Mussallem, who is also chief executive officer of heart valve maker Edwards Lifesciences (EW.N), said that as hospitals face increasing pressure to cut costs, one way is to push prices lower.

"I would expect, if anything, for that to be more intense in the future," Mussallem said.

FINANCIAL TIES, 'KNOTTY' PROBLEMS

For Tenet Healthcare Corp (THC.N), reining in the high cost of medical devices is one of its biggest challenges, said Trevor Fetter, CEO of the No. 3 U.S. hospital chain.

"Margins on devices are extremely high," especially on cardiac and orthopedic devices, Fetter said. But while hospitals bear the cost of those products, he said, their ability to negotiate better pricing is limited because doctors influence the selection of the devices.

"That is a really knotty problem," he said, due to the often murky financial relationships between many physician specialists and device makers, another issue the U.S. Congress has been trying to address.

Doctors sometimes receive consulting fees or royalties from manufacturers for collaborating in the development of medical technology and thus often have strong preferences for certain products.

Proposals to require physicians to disclose their financial ties with medical device makers have been percolating in the U.S. Congress long before the Obama Administration committed to reforming the healthcare system.

"If we all knew what the payments and sale practices were," Fetter said, "that would probably bring the cost down pretty quickly."

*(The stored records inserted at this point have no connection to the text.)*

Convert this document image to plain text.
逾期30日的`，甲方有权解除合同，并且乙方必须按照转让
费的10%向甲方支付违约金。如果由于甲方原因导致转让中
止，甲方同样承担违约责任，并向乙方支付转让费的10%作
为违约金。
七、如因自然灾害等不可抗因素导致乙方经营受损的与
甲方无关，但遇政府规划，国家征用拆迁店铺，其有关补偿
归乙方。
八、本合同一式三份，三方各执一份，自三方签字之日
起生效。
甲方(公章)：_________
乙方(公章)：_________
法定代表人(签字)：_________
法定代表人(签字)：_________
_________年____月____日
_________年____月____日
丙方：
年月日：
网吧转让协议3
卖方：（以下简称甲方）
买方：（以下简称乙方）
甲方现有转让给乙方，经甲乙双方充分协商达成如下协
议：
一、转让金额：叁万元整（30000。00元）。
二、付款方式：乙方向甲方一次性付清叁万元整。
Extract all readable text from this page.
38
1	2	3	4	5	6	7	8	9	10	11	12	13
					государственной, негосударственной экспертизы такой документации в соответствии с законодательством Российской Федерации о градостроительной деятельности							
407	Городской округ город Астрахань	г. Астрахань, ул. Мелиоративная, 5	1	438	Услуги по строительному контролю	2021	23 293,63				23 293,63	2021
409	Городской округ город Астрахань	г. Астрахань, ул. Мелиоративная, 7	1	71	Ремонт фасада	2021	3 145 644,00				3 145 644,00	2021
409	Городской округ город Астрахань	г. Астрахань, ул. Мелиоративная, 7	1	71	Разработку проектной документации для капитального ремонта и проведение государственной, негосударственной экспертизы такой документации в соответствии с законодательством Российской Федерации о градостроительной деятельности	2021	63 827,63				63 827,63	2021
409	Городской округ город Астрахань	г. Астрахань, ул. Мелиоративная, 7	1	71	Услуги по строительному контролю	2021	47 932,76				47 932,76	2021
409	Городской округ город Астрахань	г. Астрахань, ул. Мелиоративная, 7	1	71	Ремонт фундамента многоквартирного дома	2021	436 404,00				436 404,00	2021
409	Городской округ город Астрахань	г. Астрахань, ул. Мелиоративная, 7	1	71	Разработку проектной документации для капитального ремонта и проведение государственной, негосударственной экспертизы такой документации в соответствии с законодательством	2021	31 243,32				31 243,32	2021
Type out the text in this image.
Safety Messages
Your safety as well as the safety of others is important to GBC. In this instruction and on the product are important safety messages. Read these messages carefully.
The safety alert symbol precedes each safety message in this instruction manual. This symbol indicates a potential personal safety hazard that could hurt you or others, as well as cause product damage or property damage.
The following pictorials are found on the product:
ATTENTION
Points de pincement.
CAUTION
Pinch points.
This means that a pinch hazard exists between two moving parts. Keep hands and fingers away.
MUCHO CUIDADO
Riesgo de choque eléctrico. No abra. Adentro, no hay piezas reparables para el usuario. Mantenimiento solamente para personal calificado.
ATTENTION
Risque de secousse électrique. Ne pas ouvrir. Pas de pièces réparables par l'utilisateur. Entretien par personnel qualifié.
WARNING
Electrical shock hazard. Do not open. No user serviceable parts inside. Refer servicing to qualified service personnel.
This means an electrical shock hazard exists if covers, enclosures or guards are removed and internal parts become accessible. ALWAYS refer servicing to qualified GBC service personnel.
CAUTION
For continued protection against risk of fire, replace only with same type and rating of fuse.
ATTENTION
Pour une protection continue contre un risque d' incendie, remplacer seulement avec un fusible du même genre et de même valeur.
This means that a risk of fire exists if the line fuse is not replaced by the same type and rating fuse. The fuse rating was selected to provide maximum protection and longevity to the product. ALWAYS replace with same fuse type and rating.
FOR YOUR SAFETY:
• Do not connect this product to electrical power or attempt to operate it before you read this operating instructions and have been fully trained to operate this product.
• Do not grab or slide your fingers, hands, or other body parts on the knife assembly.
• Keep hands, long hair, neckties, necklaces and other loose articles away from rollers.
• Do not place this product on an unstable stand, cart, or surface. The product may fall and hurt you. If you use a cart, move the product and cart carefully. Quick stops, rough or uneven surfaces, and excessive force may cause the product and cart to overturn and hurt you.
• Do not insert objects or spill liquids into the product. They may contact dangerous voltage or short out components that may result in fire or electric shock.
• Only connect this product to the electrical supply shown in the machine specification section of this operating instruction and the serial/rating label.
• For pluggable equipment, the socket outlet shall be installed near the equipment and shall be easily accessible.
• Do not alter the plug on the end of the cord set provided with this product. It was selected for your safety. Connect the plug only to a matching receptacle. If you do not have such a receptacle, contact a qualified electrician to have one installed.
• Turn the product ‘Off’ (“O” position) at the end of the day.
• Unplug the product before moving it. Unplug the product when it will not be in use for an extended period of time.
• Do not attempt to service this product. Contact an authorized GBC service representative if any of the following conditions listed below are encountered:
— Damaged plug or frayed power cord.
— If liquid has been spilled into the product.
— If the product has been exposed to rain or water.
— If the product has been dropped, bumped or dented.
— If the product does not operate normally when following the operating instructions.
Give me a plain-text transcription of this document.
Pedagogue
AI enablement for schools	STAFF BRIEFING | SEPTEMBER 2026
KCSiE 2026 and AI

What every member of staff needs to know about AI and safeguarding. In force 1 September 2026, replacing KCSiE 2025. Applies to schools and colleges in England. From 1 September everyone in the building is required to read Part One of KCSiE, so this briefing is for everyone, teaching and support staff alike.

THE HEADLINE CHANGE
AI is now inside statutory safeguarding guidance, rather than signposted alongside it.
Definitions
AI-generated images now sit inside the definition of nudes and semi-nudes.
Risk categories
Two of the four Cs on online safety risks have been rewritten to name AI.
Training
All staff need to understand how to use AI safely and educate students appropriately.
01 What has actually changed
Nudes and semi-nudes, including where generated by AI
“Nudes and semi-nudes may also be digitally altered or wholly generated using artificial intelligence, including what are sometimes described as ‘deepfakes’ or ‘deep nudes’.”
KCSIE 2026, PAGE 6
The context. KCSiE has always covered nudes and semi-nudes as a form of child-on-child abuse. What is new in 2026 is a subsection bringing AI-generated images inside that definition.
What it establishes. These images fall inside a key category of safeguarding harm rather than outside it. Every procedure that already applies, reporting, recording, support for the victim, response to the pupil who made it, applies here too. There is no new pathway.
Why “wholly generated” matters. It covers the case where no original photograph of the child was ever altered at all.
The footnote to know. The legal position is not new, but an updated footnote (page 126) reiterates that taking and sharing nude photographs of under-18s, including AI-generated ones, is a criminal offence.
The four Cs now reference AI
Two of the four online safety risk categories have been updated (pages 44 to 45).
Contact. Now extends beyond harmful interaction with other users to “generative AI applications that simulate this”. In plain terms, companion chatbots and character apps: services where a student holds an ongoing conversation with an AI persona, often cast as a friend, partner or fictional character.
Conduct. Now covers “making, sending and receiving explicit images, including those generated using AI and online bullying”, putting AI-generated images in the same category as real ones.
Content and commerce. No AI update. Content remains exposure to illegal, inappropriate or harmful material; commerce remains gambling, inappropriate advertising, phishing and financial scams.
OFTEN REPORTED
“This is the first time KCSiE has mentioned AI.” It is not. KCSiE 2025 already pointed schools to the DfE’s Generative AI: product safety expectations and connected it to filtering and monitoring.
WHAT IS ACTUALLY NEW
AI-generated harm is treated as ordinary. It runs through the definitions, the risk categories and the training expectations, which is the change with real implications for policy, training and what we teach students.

To make matters worse, he said, the government pays hospitals a fixed price when a physician performs a medical procedure, regardless of the cost of the devices or instruments used.

Big device makers such as Boston Scientific Corp (BSX.N) and Johnson & Johnson (JNJ.N) in recent weeks have said they've seen pricing pressure intensify as key markets weakened in the global economic downturn.

Beckman Coulter (BEC.N) Chief Executive Officer Scott Garrett told the Reuters Health Summit that he saw no let-up in this trend, even in the absence of healthcare reform.

"Pricing in my career has only gone one way, and that's down," he said. "We're always expecting pricing pressure."